Fórum da Família - 21 Mar 03

Debate científico e confusão mediática

             Um artigo publicado na revista “Science” deitou um balde de água fria sobre as possibilidades terapêuticas das células embrionárias na luta contra os diabetes. Até agora várias equipas científicas tinham conseguido desenvolver, a partir de células embrionárias e adultas, células b do pâncreas produtoras de insulina, as quais poderiam substituir as células disfuncionais do paciente.

            Em Espanha, a equipa de Bernat Soria anunciou que, com este sistema, tinha conseguido eliminar os sintomas da doença em ratos aos quais fora induzido diabetes.

            Agora, o artigo dos biólogos Douglas Melton e Jayrak Rajagopal, da Universidade de Harvard, conclui que as células especializadas obtidas a partir de células embrionárias não produzem realmente insulina, dado que absorvem esta hormona do meio circundante e vão-na libertando ao longo de várias semanas. Quer dizer, as células embrionárias não se transformariam em células b produtoras de insulina. Não dizem que seja impossível fazê-lo, mas por agora não se sabe como.

            O seu estudo contradiz outras experiências e será também debatido. Nada disto é de estranhar. A ciência procede segundo métodos de ensaio e erro. Por vezes, linhas promissoras de investigação revelam-se infrutuosas e outras vezes obtêm-se resultados por caminhos inesperados.

            O pior é quando a ciência se enreda em disputas políticas. Assim aconteceu em Espanha relativamente a este assunto, quando Bernat Soria denunciou que a sua promissora linha de investigação fora travada porque o governo não permitia utilizar embriões humanos para obter células embrionárias. Com ares de um novo Galileu, considerou-se encurralado por um poder que impedia o progresso da ciência, devido a princípios religiosos.

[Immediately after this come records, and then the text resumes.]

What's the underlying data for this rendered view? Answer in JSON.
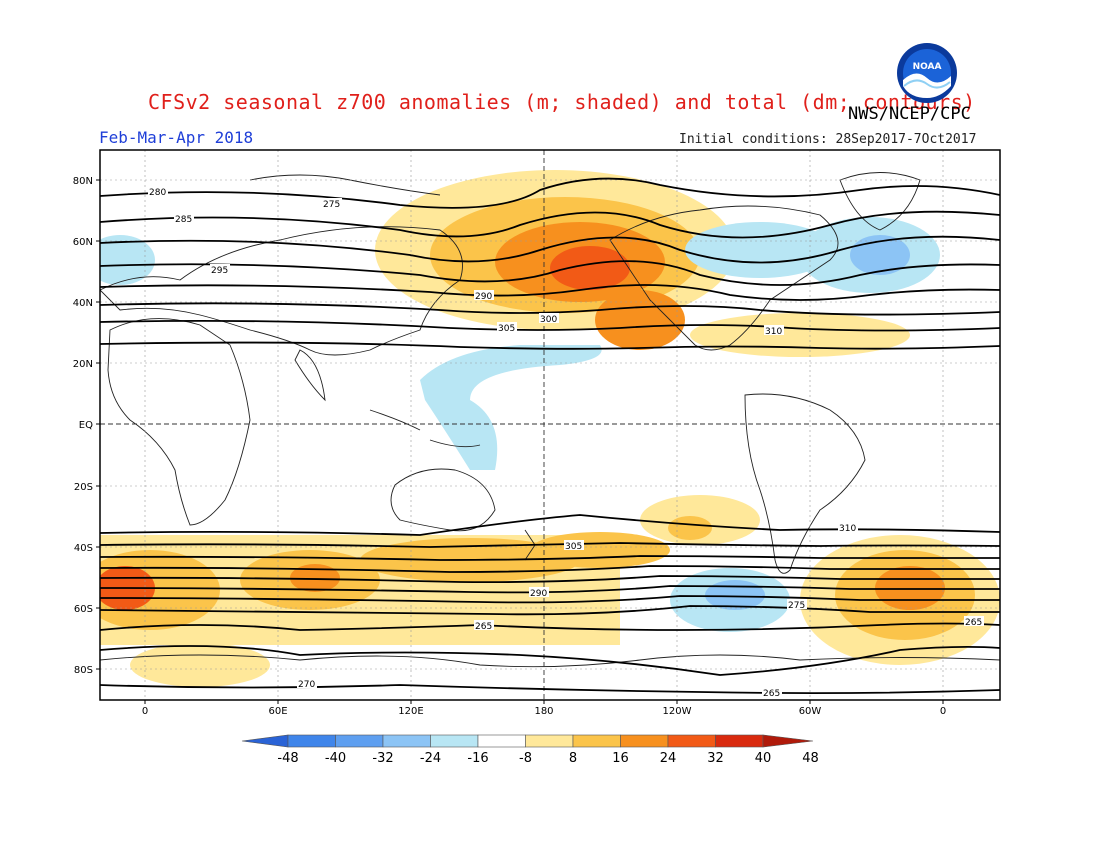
{
  "title": "CFSv2 seasonal z700 anomalies (m; shaded) and total (dm; contours)",
  "agency": "NWS/NCEP/CPC",
  "period": "Feb-Mar-Apr 2018",
  "initial_conditions": "Initial conditions: 28Sep2017-7Oct2017",
  "logo": {
    "icon": "noaa-logo",
    "text": "NOAA"
  },
  "map": {
    "lat_labels": [
      "80N",
      "60N",
      "40N",
      "20N",
      "EQ",
      "20S",
      "40S",
      "60S",
      "80S"
    ],
    "lon_labels": [
      "0",
      "60E",
      "120E",
      "180",
      "120W",
      "60W",
      "0"
    ],
    "contour_labels": [
      "280",
      "275",
      "285",
      "290",
      "295",
      "300",
      "305",
      "310",
      "265",
      "270"
    ]
  },
  "colorbar": {
    "labels": [
      "-48",
      "-40",
      "-32",
      "-24",
      "-16",
      "-8",
      "8",
      "16",
      "24",
      "32",
      "40",
      "48"
    ],
    "colors": [
      "#2a63d6",
      "#3f85ea",
      "#5e9ff0",
      "#8cc4f5",
      "#b8e6f4",
      "#ffffff",
      "#ffe89a",
      "#fbc44a",
      "#f7901e",
      "#f25a16",
      "#d92a0e",
      "#b01a0a"
    ]
  }
}
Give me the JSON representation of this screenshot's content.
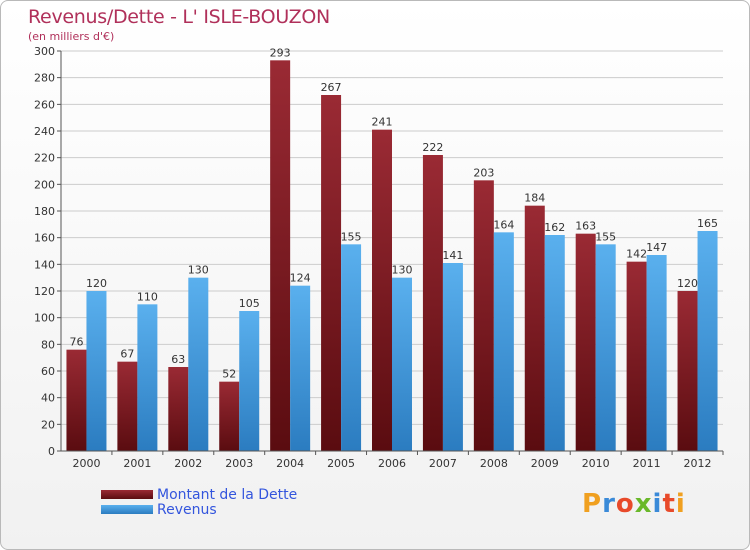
{
  "title": "Revenus/Dette - L' ISLE-BOUZON",
  "subtitle": "(en milliers d'€)",
  "colors": {
    "dette": "#7a1c22",
    "revenus": "#4aa0e0",
    "axis": "#555555",
    "grid": "#cccccc",
    "title": "#b0305a",
    "legend_text": "#3355dd"
  },
  "legend": {
    "dette_label": "Montant de la Dette",
    "revenus_label": "Revenus"
  },
  "logo": {
    "text": "Proxiti"
  },
  "chart_data": {
    "type": "bar",
    "title": "Revenus/Dette - L' ISLE-BOUZON",
    "subtitle": "(en milliers d'€)",
    "xlabel": "",
    "ylabel": "",
    "ylim": [
      0,
      300
    ],
    "yticks": [
      0,
      20,
      40,
      60,
      80,
      100,
      120,
      140,
      160,
      180,
      200,
      220,
      240,
      260,
      280,
      300
    ],
    "grid": true,
    "legend_position": "bottom-left",
    "categories": [
      "2000",
      "2001",
      "2002",
      "2003",
      "2004",
      "2005",
      "2006",
      "2007",
      "2008",
      "2009",
      "2010",
      "2011",
      "2012"
    ],
    "series": [
      {
        "name": "Montant de la Dette",
        "color": "#7a1c22",
        "values": [
          76,
          67,
          63,
          52,
          293,
          267,
          241,
          222,
          203,
          184,
          163,
          142,
          120
        ]
      },
      {
        "name": "Revenus",
        "color": "#4aa0e0",
        "values": [
          120,
          110,
          130,
          105,
          124,
          155,
          130,
          141,
          164,
          162,
          155,
          147,
          165
        ]
      }
    ]
  }
}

            O Partido Socialista, que encontrou aqui uma oportunidade de desgastar o governo, levantou a bandeira da investigação com embriões. A Junta de Andaluzia ofereceu refúgio a Bernat Soria num centro de investigação de Sevilha, no qual poderia desenvolver as suas investigações com células embrionárias. Nesta disputa, foi mobilizada também a Federação dos Diabéticos, vendendo-lhes a ideia de que as suas expectativas de cura estavam a ser frustradas por motivos ideológicos, e que se deveria pressionar os políticos para que autorizassem a investigação com embriões humanos.

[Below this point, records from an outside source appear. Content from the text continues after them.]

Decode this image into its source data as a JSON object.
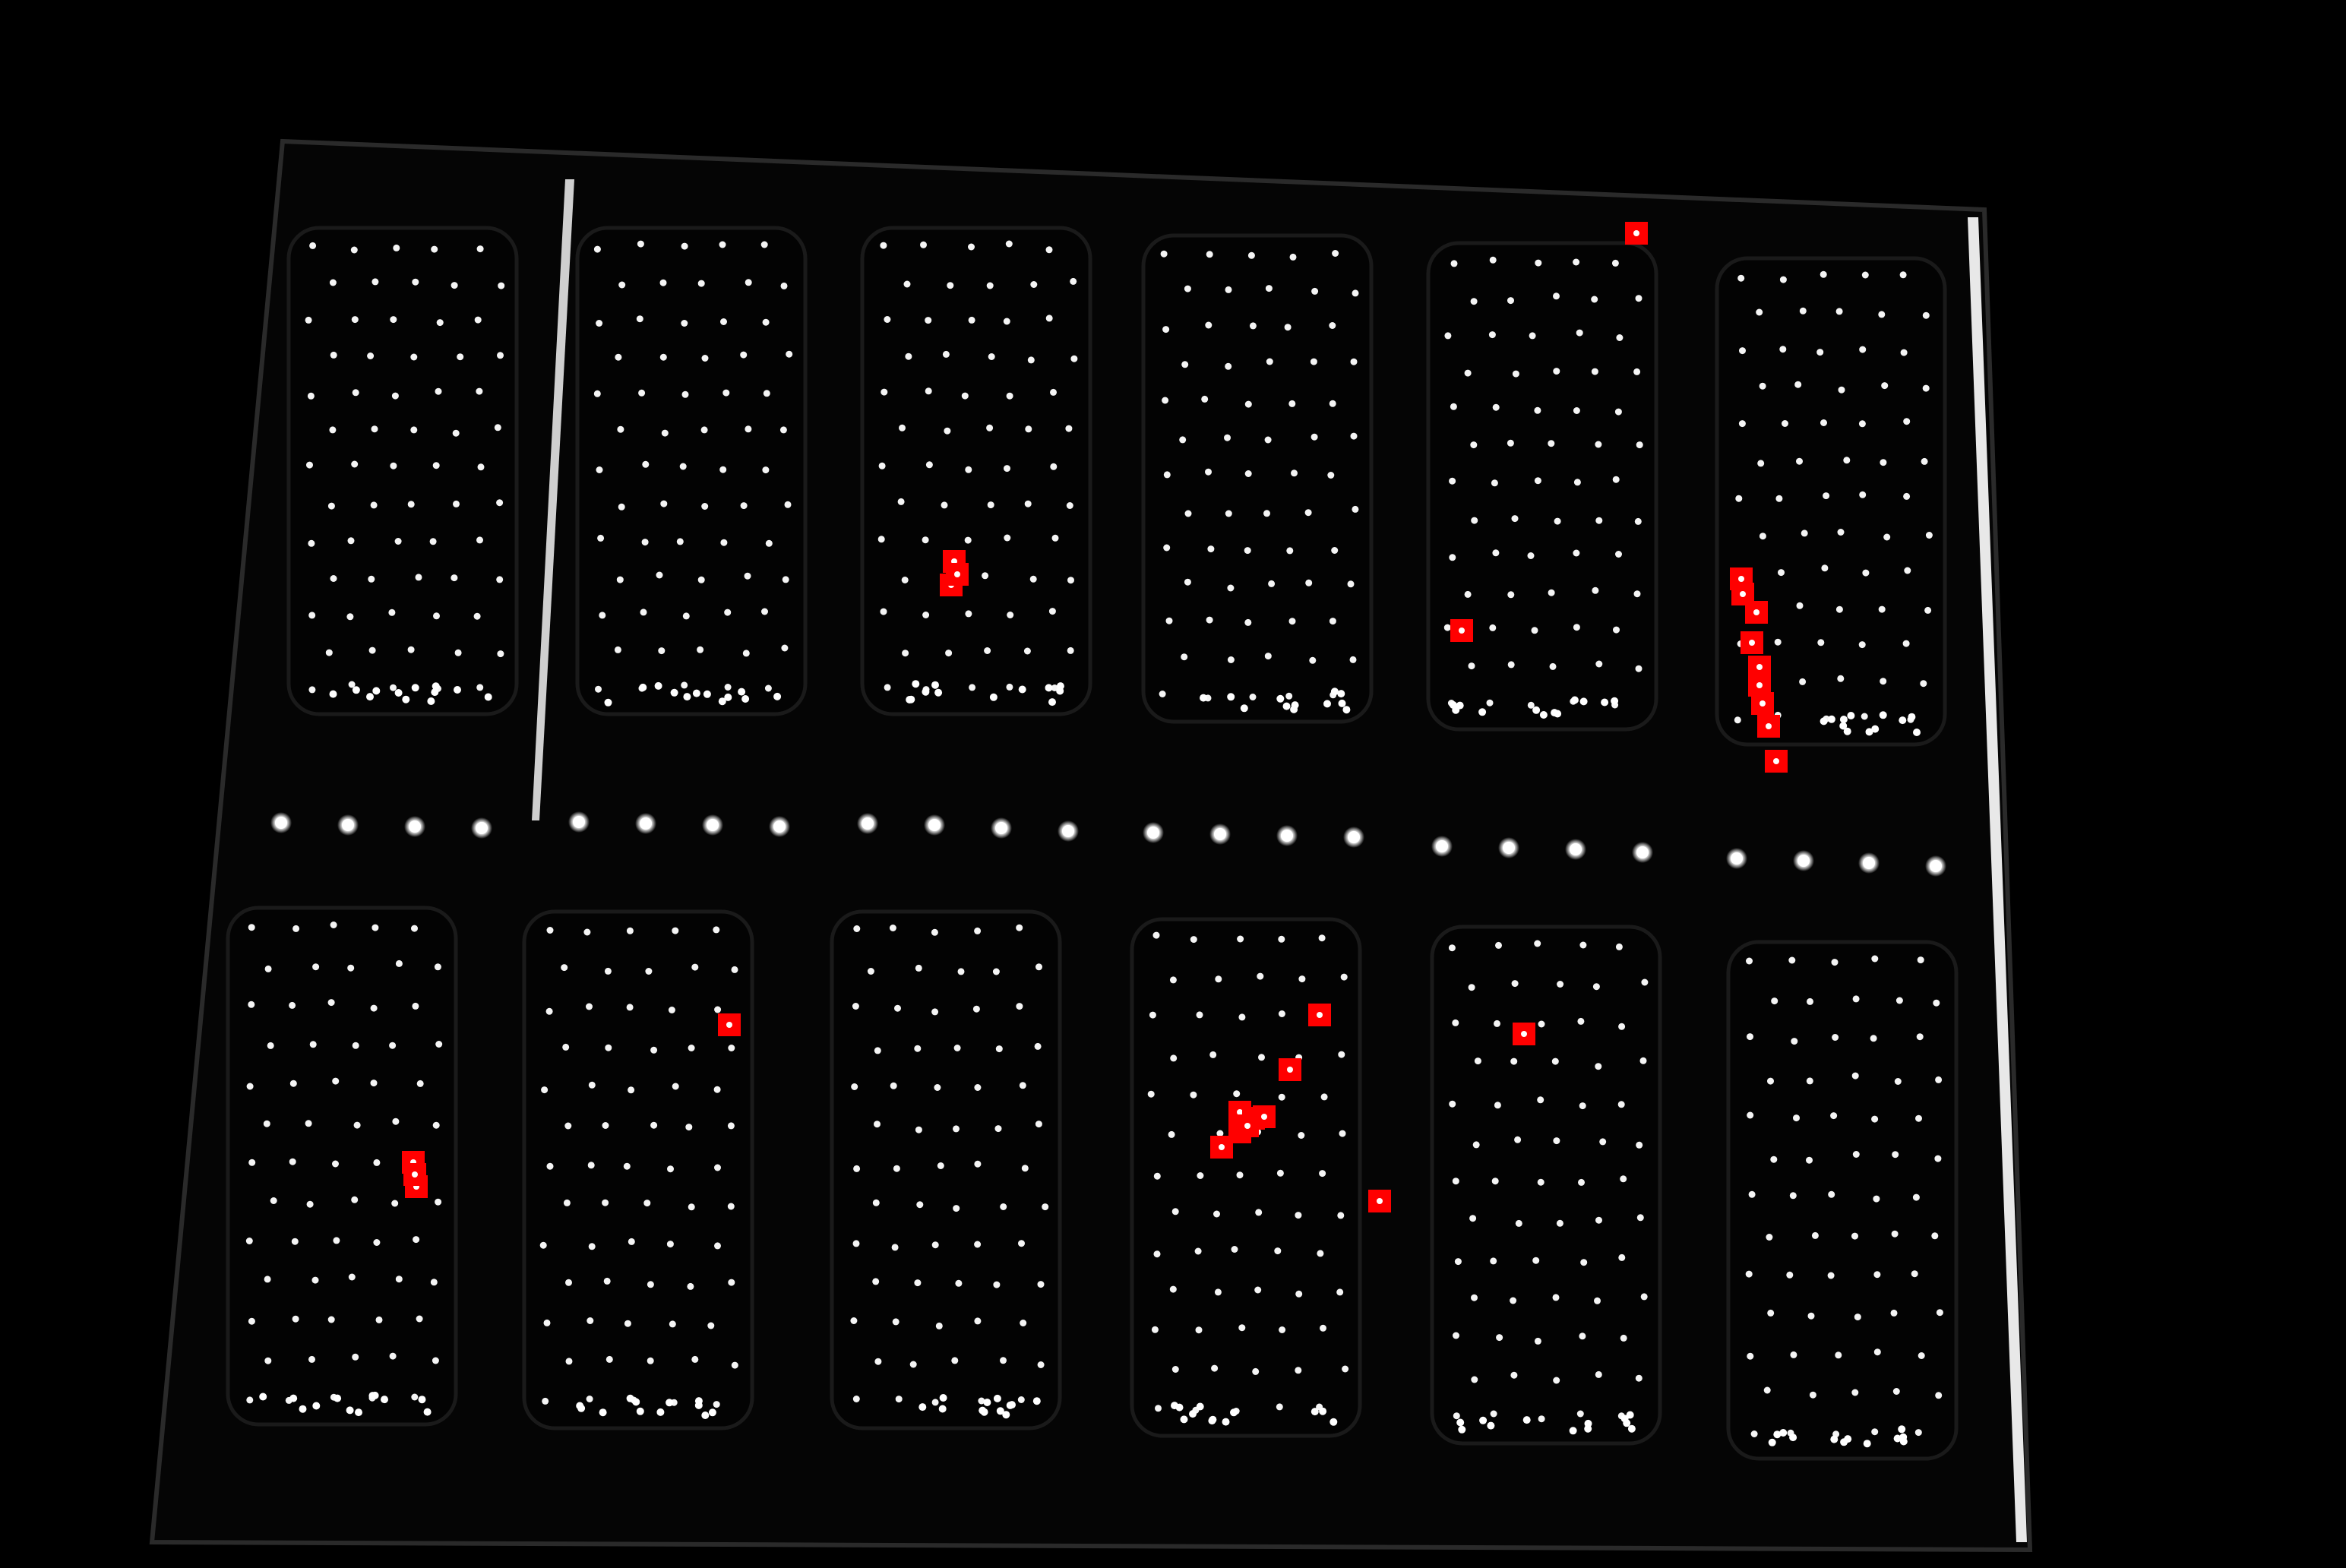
{
  "image": {
    "description_visible_text": "",
    "background_color": "#000000",
    "marker_color": "#ff0000",
    "dot_color": "#ffffff"
  },
  "markers": {
    "count": 28
  },
  "panels": {
    "rows": 2,
    "columns": 6
  }
}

            Acontece que a linha de investigação da equipa de Bernat Soria, e de outros, pode ser infrutífera, não por motivos ideológicos nem religiosos, mas puramente científicos. O tempo e a investigação di-lo-ão.

            Este episódio ensina como é pernicioso absolutizar uma linha de investigação, sobretudo quando – como acontece no caso dos diabetes – existem outras em campo que não exigem a eliminação de embriões humanos e dão resultados mais alentadores. É lamentável utilizar os doentes num debate científico, com a base emotiva do “como é possível negar-me a cura?”, quando a cura nem sequer existe.

            Esta confusão político-mediática não é um bom caldo de cultura para o avanço da ciência, que precisa de silêncio no que toca aos laboratórios.